Quatro formulários, equipa médica e de enfermagem, ambulâncias e mais registos obrigatórios, esta é a parafernália com que a DGS se prepara para higienizar as festas populares.

A coisa está plasmada numa norma datada de 10 deste mês e vem assinada por Rui Portugal, que por enquanto substitui Graça Freitas. Sim, o mesmíssimo sub director-geral da Saúde que no mês de Dezembro de 2020 nos recomendou que fizéssemos “uma troca simbólica de uma compota que um fez em “visitas rápidas no quintal ou no patamar das escadas do prédio”, além de num tom que me faltam as palavras para qualificar nos ter lembrado que “Não é obrigatório que o Natal se comemore neste país na ceia de Natal”. Pois agora qualquer festa de aldeia que junte mil e uma pessoas passa a ser vista como um risco sanitário e como tal está sujeita à Norma 003/2023, um documento sinistro que olha para qualquer actividade humana como um risco para a saúde.

Como todos estes normativos que se imiscuem na nossa vida quotidiana, a coisa começa por ser apresenta e justificada através de situações verdadeiramente excepcionais: “A existência de normas e boas práticas é fundamental para a gestão dos riscos associados a este tipo de eventos, incluindo os de dimensão internacional, que ocorrem regularmente (como as Peregrinações ao Santuário de Fátima) ou esporadicamente (como a EXPO 98, o EURO 2004, a Cimeira da Nato 2010, a visita do Papa Francisco 2017, o Festival da Eurovisão 2018, a Presidência Portuguesa da União Europeia 2021, a Jornada Mundial da Juventude, entre muitos outros).” Como é mais que óbvio esses eventos já têm estruturas de saúde a funcionar.

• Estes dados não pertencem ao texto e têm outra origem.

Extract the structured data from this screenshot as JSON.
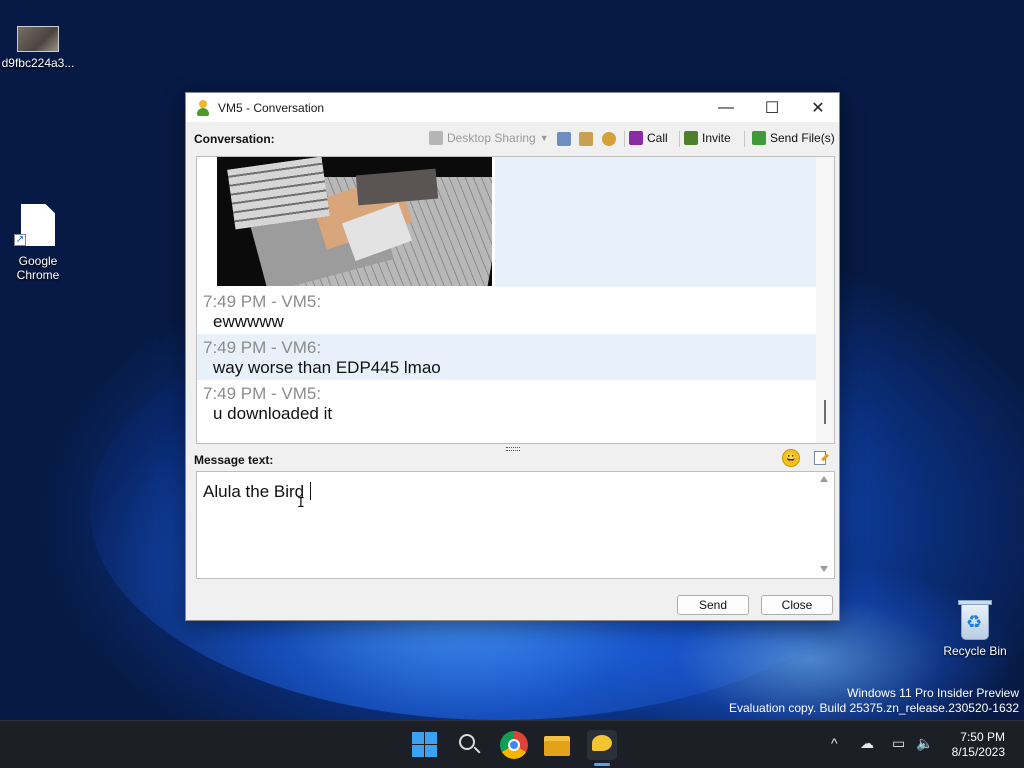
{
  "desktop": {
    "icons": [
      {
        "label": "d9fbc224a3..."
      },
      {
        "label": "Google Chrome"
      },
      {
        "label": "Recycle Bin"
      }
    ],
    "watermark": {
      "line1": "Windows 11 Pro Insider Preview",
      "line2": "Evaluation copy. Build 25375.zn_release.230520-1632"
    }
  },
  "window": {
    "title": "VM5 - Conversation",
    "controls": {
      "minimize": "—",
      "maximize": "☐",
      "close": "✕"
    },
    "toolbar": {
      "conversation_label": "Conversation:",
      "desktop_sharing": "Desktop Sharing",
      "call": "Call",
      "invite": "Invite",
      "send_files": "Send File(s)"
    },
    "messages": [
      {
        "header": "7:49 PM - VM5:",
        "text": "ewwwww"
      },
      {
        "header": "7:49 PM - VM6:",
        "text": "way worse than EDP445 lmao"
      },
      {
        "header": "7:49 PM - VM5:",
        "text": "u downloaded it"
      }
    ],
    "compose": {
      "label": "Message text:",
      "value": "Alula the Bird",
      "emoji": "😀"
    },
    "buttons": {
      "send": "Send",
      "close": "Close"
    }
  },
  "taskbar": {
    "time": "7:50 PM",
    "date": "8/15/2023",
    "tray_chevron": "^"
  },
  "colors": {
    "accent": "#3aa2f0",
    "message_highlight": "#e8f0fa",
    "timestamp_gray": "#8c8c8c",
    "taskbar": "#1c1f26"
  }
}
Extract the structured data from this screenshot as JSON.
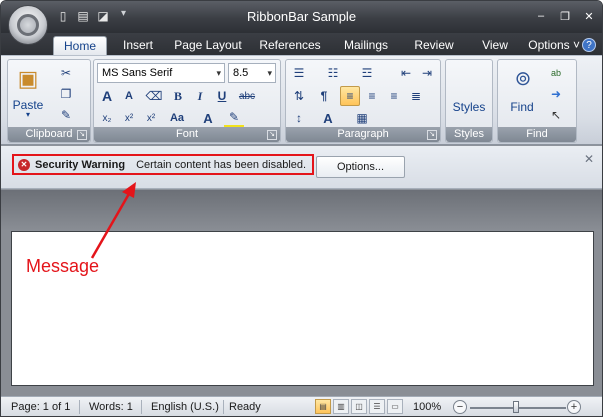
{
  "window": {
    "title": "RibbonBar Sample",
    "controls": {
      "minimize": "–",
      "restore": "❐",
      "close": "✕"
    },
    "qat_more": "▾"
  },
  "tabs": {
    "items": [
      "Home",
      "Insert",
      "Page Layout",
      "References",
      "Mailings",
      "Review",
      "View"
    ],
    "active": "Home",
    "options_label": "Options",
    "options_arrow": "˅",
    "help": "?"
  },
  "ribbon": {
    "clipboard": {
      "label": "Clipboard",
      "paste": "Paste",
      "paste_arrow": "▾"
    },
    "font": {
      "label": "Font",
      "font_name": "MS Sans Serif",
      "font_size": "8.5",
      "grow": "A",
      "shrink": "A",
      "bold": "B",
      "italic": "I",
      "underline": "U",
      "strike": "abc",
      "subscript": "x₂",
      "superscript": "x²",
      "change_case": "Aa",
      "font_color": "A"
    },
    "paragraph": {
      "label": "Paragraph",
      "pilcrow": "¶",
      "shading": "A"
    },
    "styles": {
      "label": "Styles",
      "button": "Styles"
    },
    "find": {
      "label": "Find",
      "button": "Find",
      "replace_icon": "ab"
    }
  },
  "security_bar": {
    "title": "Security Warning",
    "message": "Certain content has been disabled.",
    "options_button": "Options...",
    "close": "✕"
  },
  "annotation": {
    "label": "Message",
    "color": "#e4141a"
  },
  "status_bar": {
    "page": "Page: 1 of 1",
    "words": "Words: 1",
    "language": "English (U.S.)",
    "state": "Ready",
    "zoom": "100%",
    "zoom_minus": "−",
    "zoom_plus": "+"
  }
}
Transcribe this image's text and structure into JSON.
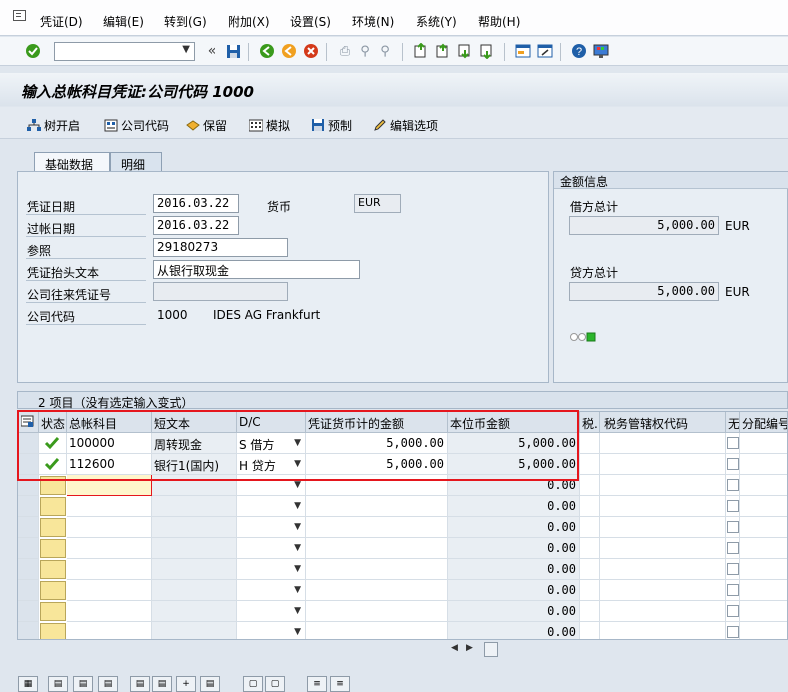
{
  "menubar": {
    "items": [
      "凭证(D)",
      "编辑(E)",
      "转到(G)",
      "附加(X)",
      "设置(S)",
      "环境(N)",
      "系统(Y)",
      "帮助(H)"
    ]
  },
  "toolbar": {
    "command_field_value": "",
    "icons": [
      "enter-icon",
      "back-double-arrow-icon",
      "save-icon",
      "back-icon",
      "exit-icon",
      "cancel-icon",
      "print-icon",
      "find-icon",
      "find-next-icon",
      "first-page-icon",
      "previous-page-icon",
      "next-page-icon",
      "last-page-icon",
      "create-session-icon",
      "shortcut-icon",
      "help-icon",
      "customize-layout-icon"
    ]
  },
  "title": "输入总帐科目凭证:公司代码 1000",
  "app_toolbar": {
    "tree_on": "树开启",
    "company_code": "公司代码",
    "hold": "保留",
    "simulate": "模拟",
    "park": "预制",
    "edit_options": "编辑选项"
  },
  "tabs": [
    "基础数据",
    "明细"
  ],
  "basic": {
    "doc_date_label": "凭证日期",
    "doc_date": "2016.03.22",
    "currency_label": "货币",
    "currency": "EUR",
    "posting_date_label": "过帐日期",
    "posting_date": "2016.03.22",
    "reference_label": "参照",
    "reference": "29180273",
    "header_text_label": "凭证抬头文本",
    "header_text": "从银行取现金",
    "intercompany_label": "公司往来凭证号",
    "intercompany": "",
    "company_code_label": "公司代码",
    "company_code": "1000",
    "company_name": "IDES AG Frankfurt"
  },
  "amount_info": {
    "title": "金额信息",
    "debit_label": "借方总计",
    "debit_value": "5,000.00",
    "debit_currency": "EUR",
    "credit_label": "贷方总计",
    "credit_value": "5,000.00",
    "credit_currency": "EUR"
  },
  "items_header": "2 项目（没有选定输入变式）",
  "table": {
    "columns": [
      "状态",
      "总帐科目",
      "短文本",
      "D/C",
      "凭证货币计的金额",
      "本位币金额",
      "税.",
      "税务管辖权代码",
      "无",
      "分配编号"
    ],
    "rows": [
      {
        "account": "100000",
        "short_text": "周转现金",
        "dc": "S 借方",
        "doc_amount": "5,000.00",
        "local_amount": "5,000.00"
      },
      {
        "account": "112600",
        "short_text": "银行1(国内)",
        "dc": "H 贷方",
        "doc_amount": "5,000.00",
        "local_amount": "5,000.00"
      }
    ],
    "empty_local_amount": "0.00",
    "empty_row_count": 8
  },
  "colors": {
    "highlight_box": "#e5161d",
    "status_ok": "#3a9a1c",
    "status_empty": "#f8e69a"
  }
}
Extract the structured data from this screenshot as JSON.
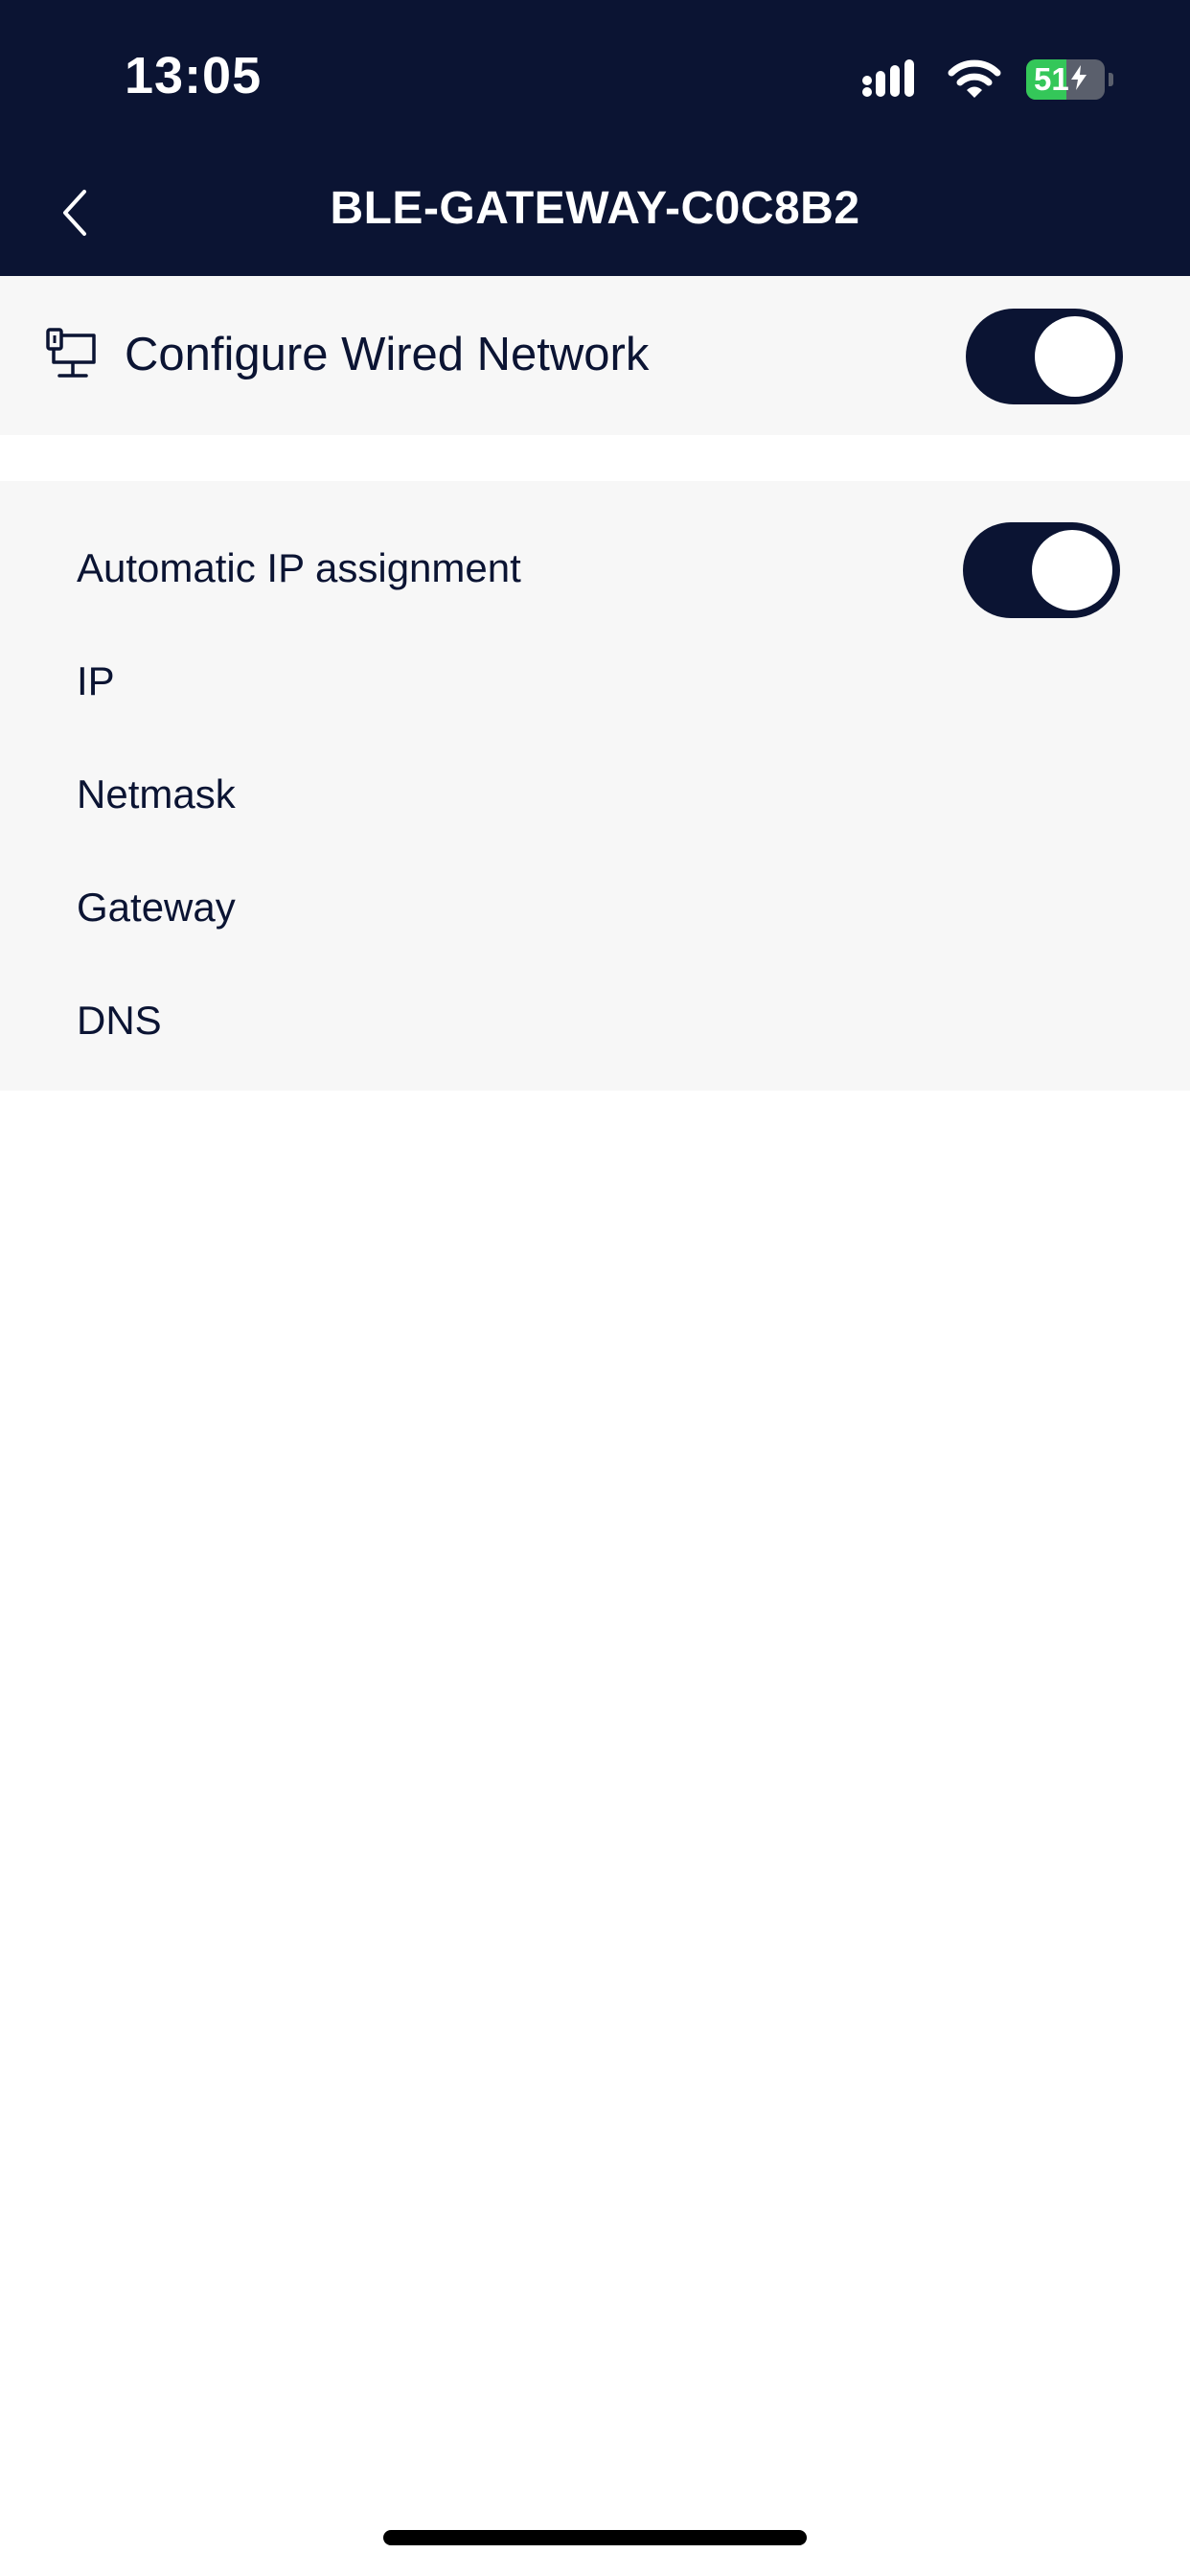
{
  "status_bar": {
    "time": "13:05",
    "battery_level": "51",
    "battery_fraction": 0.51,
    "charging": true
  },
  "nav": {
    "title": "BLE-GATEWAY-C0C8B2",
    "back_icon": "chevron-left-icon"
  },
  "wired": {
    "label": "Configure Wired Network",
    "icon": "wired-network-icon",
    "enabled": true
  },
  "settings": {
    "auto_ip_label": "Automatic IP assignment",
    "auto_ip_enabled": true,
    "rows": [
      "IP",
      "Netmask",
      "Gateway",
      "DNS"
    ]
  },
  "colors": {
    "primary": "#0b1433",
    "card_bg": "#f7f7f7",
    "battery_green": "#34c759"
  }
}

Esta Norma 003/2023 e os seus quatro questionários procuram intervir e condicionar não os grandes eventos e festivais mas sim os pequenos festejos populares. Basta tentar aplicar aquelas tabelas para o constatar.

Depois de ter aplicado a tabela de avaliação de risco que consta na Norma 003/2023 da DGS ao momento anual em que, numa aldeia da Beira, ouço cantar durante dois dias “Mas quem será o Pai da criança?”, percebi que tudo aquilo que aos olhos comuns é divertimento está transformado num risco sanitário: evento sazonal (vale 2 na pontuação de Risco do evento) em que após a missa e a procissão (2 pontos) se entra numa sucessão de confraternizações entre grupos diferentes (5 pontos), que se arrastam por mais de doze horas (3 pontos), com baile (4 pontos) ao ar livre (3 pontos) e histórico consumo de álcool (1 ponto). Valha-nos a insignificância para nunca termos sido distinguidos com a presença de “Altas Entidades da Igreja”, que, vá lá saber-se porquê, valem 5 pontos nesta avaliação de risco.

O terror disto é somar-se mais de 30 pontos na malfadada Pontuação de Risco do Evento. Porque a partir daí têm de estar afectas 2 ambulâncias, 12 socorristas e 4 SBV (Suporte Básico de Vida). Se não se ultrapassar os 30 pontos então pode-se dispensar uma ambulância, alguns socorristas e 2 SBV. Por esta hora várias comissões de festas devem estar a tentar que os seus festejos não cheguem aos 20 pontos mas se não me enganei nas contas o melhor será trocarem a festa por um velório pois nesta norma da DGS os menos perigosos, sanitariamente falando, claro, são os grupos de famílias, sentados, dentro de portas, por menos de 4 horas. (Quem não acreditar basta clicar e fazer as contas).

Infelizmente a tabela da DGS não incorpora dados que seriam preciosos para finalizarmos a avaliação de risco destes eventos. Por exemplo, a urgência hospitalar mais próxima está a funcionar 24h ou só trabalha de vez em quando? Ou será que as ambulâncias nos bailaricos estão lá para, ao mesmo tempo que sanitarizam o nosso mundo, nos criarem também uma falsa ilusão de segurança no SNS?